I am working with a table which is an extract of a set of other tables. All of the rows of the extract table should be unique according to keys D1, D2 and D3. They are not.
I haven't had a chance to try Conrad's answer yet, but came up with one of my own. It's rather a "duh" moment.

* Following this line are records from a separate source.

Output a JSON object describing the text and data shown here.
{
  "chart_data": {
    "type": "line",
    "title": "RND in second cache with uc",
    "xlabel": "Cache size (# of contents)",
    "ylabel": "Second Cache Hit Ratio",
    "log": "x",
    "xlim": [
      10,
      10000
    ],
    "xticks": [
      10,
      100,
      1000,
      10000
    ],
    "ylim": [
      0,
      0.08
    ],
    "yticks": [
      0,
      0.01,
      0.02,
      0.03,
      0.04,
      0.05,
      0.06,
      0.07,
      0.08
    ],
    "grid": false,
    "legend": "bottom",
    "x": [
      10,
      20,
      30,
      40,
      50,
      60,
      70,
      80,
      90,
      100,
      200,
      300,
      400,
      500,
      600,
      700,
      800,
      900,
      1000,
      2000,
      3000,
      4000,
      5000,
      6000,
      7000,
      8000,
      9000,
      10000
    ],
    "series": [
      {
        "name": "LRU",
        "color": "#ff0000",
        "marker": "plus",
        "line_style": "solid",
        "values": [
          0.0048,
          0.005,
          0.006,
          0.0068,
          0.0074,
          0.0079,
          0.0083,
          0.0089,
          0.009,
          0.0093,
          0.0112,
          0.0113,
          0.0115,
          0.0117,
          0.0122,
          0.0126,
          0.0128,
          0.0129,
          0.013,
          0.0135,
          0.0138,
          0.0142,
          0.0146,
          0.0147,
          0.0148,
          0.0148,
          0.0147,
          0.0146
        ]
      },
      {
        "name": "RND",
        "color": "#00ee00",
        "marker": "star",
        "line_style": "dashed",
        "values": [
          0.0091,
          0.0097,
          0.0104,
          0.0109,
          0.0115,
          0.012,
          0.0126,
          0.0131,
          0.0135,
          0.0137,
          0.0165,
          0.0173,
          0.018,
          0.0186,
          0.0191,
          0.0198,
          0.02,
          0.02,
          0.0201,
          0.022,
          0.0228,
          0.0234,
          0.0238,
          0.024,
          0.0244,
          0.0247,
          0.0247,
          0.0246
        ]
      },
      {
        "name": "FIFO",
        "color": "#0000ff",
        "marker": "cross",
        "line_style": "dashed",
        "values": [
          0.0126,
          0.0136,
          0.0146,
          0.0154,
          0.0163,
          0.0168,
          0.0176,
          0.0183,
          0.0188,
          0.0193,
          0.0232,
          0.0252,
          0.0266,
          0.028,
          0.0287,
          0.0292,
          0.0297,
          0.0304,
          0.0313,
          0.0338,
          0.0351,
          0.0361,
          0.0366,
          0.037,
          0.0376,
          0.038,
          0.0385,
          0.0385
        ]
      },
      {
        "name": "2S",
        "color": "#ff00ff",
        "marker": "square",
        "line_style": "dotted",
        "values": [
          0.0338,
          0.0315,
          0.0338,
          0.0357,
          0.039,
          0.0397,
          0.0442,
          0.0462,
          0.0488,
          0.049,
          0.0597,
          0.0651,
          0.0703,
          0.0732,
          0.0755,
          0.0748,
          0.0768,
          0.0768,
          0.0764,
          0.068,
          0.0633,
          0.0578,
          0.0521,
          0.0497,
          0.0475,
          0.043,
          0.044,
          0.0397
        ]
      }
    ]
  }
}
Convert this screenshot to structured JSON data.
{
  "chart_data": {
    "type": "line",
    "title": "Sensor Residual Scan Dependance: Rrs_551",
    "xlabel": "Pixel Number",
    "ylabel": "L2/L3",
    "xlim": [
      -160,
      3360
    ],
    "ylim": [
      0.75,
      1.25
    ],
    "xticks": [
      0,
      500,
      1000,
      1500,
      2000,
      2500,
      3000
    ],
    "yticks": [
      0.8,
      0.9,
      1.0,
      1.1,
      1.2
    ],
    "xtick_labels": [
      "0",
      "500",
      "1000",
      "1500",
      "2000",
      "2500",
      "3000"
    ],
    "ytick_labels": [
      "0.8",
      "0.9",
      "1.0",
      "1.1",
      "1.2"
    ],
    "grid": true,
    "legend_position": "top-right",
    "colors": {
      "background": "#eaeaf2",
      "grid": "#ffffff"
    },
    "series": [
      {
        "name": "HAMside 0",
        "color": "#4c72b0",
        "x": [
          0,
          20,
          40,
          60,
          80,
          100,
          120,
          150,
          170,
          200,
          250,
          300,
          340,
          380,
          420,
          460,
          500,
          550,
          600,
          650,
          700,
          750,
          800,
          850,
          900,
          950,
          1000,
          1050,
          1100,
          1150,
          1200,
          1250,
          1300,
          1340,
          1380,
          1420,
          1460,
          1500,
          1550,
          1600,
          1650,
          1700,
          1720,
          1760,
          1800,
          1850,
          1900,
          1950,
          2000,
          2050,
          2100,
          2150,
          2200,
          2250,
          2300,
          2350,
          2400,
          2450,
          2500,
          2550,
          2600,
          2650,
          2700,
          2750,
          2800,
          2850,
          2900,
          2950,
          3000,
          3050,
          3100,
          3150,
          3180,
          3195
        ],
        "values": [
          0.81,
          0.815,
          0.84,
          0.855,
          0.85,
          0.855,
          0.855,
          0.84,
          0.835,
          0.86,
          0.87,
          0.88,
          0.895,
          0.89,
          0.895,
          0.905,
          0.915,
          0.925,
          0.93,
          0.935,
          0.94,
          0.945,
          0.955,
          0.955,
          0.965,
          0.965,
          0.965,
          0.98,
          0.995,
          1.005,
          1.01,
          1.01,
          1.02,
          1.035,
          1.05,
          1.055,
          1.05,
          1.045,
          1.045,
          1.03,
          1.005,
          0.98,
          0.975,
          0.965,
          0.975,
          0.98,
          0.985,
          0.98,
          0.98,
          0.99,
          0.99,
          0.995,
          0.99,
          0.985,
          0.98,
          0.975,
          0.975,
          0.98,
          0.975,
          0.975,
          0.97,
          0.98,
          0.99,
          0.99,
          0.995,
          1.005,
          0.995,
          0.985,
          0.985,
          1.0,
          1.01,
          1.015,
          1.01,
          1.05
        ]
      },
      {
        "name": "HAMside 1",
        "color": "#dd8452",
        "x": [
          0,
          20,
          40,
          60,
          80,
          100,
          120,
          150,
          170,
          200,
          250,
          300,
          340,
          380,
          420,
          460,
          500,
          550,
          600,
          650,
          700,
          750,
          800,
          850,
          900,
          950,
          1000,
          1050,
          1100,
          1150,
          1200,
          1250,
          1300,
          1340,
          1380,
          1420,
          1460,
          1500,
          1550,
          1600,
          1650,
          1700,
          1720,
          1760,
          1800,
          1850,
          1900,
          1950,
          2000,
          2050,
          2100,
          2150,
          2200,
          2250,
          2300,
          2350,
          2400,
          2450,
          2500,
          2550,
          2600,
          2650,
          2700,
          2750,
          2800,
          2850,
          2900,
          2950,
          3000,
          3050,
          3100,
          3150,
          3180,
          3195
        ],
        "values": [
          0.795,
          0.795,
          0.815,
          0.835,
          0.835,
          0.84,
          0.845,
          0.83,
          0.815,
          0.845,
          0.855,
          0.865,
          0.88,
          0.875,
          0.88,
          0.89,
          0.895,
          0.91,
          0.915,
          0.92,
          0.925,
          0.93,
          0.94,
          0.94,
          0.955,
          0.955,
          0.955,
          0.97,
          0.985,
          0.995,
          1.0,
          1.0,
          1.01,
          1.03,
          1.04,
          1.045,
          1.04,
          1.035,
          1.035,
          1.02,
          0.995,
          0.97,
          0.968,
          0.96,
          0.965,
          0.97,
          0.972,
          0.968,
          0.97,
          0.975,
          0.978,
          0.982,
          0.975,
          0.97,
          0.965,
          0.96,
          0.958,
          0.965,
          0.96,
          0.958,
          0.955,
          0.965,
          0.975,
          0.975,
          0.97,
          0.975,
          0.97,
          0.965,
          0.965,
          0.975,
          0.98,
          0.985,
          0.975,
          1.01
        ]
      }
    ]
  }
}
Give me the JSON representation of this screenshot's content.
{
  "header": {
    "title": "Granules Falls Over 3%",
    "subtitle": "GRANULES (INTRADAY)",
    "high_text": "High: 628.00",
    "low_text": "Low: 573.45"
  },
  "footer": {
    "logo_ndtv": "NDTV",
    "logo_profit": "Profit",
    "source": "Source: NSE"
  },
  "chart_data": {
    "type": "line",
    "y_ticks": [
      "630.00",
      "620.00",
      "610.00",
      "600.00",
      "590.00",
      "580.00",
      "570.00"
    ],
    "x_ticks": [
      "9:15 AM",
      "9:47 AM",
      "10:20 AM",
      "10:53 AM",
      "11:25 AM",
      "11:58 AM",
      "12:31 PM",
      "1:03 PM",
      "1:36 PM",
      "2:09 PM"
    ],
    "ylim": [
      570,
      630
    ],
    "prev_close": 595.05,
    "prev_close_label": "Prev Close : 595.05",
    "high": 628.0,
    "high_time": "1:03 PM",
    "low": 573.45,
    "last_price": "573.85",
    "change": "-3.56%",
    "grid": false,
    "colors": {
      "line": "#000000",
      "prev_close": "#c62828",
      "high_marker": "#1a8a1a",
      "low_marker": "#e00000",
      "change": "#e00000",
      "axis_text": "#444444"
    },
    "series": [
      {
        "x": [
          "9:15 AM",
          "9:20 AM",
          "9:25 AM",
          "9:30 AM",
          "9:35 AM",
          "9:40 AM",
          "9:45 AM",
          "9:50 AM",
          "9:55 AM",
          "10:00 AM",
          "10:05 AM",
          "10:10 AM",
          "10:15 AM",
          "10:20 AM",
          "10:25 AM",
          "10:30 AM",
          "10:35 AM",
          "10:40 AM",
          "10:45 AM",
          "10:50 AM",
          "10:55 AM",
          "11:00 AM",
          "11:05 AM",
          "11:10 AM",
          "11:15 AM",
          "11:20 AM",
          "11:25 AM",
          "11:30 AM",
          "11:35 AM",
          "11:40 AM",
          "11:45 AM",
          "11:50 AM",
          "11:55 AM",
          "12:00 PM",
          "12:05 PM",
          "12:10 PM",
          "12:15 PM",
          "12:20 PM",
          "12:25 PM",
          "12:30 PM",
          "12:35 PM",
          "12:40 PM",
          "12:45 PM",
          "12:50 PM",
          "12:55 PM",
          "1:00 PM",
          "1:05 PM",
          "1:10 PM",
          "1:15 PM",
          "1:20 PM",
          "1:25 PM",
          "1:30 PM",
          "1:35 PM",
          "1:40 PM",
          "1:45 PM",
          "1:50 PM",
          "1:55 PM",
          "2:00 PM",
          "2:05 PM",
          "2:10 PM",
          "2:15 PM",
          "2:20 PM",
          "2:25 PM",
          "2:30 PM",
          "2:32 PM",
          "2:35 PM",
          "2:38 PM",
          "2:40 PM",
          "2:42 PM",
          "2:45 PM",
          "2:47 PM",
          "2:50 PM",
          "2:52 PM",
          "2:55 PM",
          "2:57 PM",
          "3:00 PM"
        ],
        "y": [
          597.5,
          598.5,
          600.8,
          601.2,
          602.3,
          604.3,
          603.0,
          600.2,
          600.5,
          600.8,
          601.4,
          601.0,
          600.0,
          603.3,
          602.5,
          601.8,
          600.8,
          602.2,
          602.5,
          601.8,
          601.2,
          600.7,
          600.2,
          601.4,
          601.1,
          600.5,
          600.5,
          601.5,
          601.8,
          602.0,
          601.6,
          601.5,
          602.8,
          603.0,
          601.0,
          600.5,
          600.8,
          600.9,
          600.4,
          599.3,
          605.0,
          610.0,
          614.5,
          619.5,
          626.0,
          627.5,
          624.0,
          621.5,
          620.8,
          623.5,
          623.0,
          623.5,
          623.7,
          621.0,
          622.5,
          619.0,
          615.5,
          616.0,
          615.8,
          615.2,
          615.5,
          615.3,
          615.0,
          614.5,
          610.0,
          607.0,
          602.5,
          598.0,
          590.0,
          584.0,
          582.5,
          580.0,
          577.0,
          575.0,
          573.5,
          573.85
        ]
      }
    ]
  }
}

So, if you want to find all the rows in set A except for those that are in set B, you use the EXCEPT operator:
;
WITH KEYDUPLICATES(D1,D2,D3) AS
(
SELECT D1, D2, D3
FROM SOURCE
GROUP BY D1, D2, D3
HAVING COUNT(*)>1
),
KEYDUPLICATEROWS AS
(
SELECT S.D1, S.D2, S.D3, S.C4, S.C5, S.C6
FROM SOURCE S
INNER JOIN KEYDUPLICATES D
ON S.D1 = D.D1 AND S.D2 = D.D2 AND S.D3 = D.D3
),
FULLDUPLICATES AS
(
SELECT S.D1, S.D2, S.D3, S.C4, S.C5, S.C6
FROM SOURCE S
GROUP BY S.D1, S.D2, S.D3, S.C4, S.C5, S.C6
HAVING COUNT(*)>1
)
SELECT KR.D1, KR.D2, KR.D3, KR.C4, KR.C5, KR.C6
FROM KEYDUPLICATEROWS AS KR
EXCEPT
SELECT FD.D1, FD.D2, FD.D3, FD.C4, FD.C5, FD.C6
FROM FULLDUPLICATES AS FD
ORDER BY D1, D2, D3, C4, C5, C6
This seems to be showing me 1500 rows which are duplicates across (D1,D2,D3), but which are only duplicates across a subset of (D1,D2,D3,C4,C5,C6). In fact, it appears they are duplicates across (D1,D2,D3,C4,C5).
How to confirm that will be the subject of another question.